Los cadetes del Colegio Militar observan desde el
observatorio de su escuela, en la torreta del castillo, se ven estacionadas las
tropas americanas. ¡Son muchos¡. Más de cinco mil soldados americanos que
vienen por todo. Es la fase final de la guerra. Quizás el último combate, la última
historia que contar; el movimiento de los estudiantes militares es a la
defensiva, tenían que ser precavidos para que ninguna de las balas de la
artillería americana los alcanzara, pues esta seguía disparando una y otra vez sin
parar, queriendo apuntar el castillo. A lo lejos, el cadete Jesús Melgar,
prepara su rifle, se encuentra en espera de afrontar el capítulo más digno de
su historia personal. Para eso se había preparado los últimos tres años de su
vida; el día que nunca pensó que iba llegar, finalmente llegó. Su cita con la
historia, con la muerte, con su amada Fernanda.

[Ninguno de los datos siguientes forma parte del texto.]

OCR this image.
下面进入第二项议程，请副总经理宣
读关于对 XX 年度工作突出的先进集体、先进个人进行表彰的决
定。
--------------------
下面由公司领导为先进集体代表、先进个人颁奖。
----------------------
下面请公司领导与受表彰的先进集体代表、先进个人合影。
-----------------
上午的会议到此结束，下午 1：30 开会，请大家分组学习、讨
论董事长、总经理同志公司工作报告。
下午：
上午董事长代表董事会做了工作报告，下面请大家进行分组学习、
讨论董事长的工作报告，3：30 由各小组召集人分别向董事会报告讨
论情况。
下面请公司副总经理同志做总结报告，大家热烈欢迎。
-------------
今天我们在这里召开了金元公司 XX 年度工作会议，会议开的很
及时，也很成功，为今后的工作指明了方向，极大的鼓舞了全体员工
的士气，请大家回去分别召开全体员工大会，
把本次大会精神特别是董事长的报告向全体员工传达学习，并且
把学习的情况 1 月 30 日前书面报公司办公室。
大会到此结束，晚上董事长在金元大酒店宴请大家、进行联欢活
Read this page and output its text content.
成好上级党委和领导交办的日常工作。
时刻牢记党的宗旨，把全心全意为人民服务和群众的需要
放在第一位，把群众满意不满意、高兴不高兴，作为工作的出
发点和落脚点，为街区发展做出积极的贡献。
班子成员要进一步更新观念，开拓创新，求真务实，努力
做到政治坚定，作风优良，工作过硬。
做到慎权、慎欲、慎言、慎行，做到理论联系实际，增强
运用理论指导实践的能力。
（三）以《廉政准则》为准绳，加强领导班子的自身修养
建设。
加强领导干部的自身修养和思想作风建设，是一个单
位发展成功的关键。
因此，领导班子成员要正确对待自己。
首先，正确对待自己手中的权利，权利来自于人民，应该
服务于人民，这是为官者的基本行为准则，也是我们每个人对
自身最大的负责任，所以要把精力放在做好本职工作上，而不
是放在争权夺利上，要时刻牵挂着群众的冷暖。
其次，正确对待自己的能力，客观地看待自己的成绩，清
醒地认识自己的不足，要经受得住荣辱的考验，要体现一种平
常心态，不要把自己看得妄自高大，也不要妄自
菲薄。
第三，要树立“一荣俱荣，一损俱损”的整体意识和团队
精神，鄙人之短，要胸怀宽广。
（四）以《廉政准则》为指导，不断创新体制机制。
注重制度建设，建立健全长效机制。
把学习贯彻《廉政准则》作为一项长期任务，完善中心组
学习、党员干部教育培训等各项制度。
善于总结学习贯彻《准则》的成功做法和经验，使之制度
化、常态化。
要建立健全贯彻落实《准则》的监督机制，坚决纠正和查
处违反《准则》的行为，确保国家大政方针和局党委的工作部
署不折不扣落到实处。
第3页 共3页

El generalísimo Antonio López de Santa Anna también
escucha los cañonazos; dentro de las instalaciones del cuartel de la Ciudadela,
se le informa que los proyectiles que caen sobre Chapultepetl, son provenientes
del ejército americano; el asalto y la entrada a la ciudad será por ese lugar,
pero ni aún así, el general lo cree. ¡Es una trampa¡. Refuercen Niño Perdido y
San Antonio Abad. Ahí entraran esos perros. Lo de Chapultepetl es una trampa.
Un distractor; el verdadero ataque será en San Antonio Abad. Los demás soldados
que defienden la capital, se inmovilizan, para permanecer quietos en dicha
garita. No había órdenes de moverse,
hasta en tanto, el generalísimo no diera otra orden.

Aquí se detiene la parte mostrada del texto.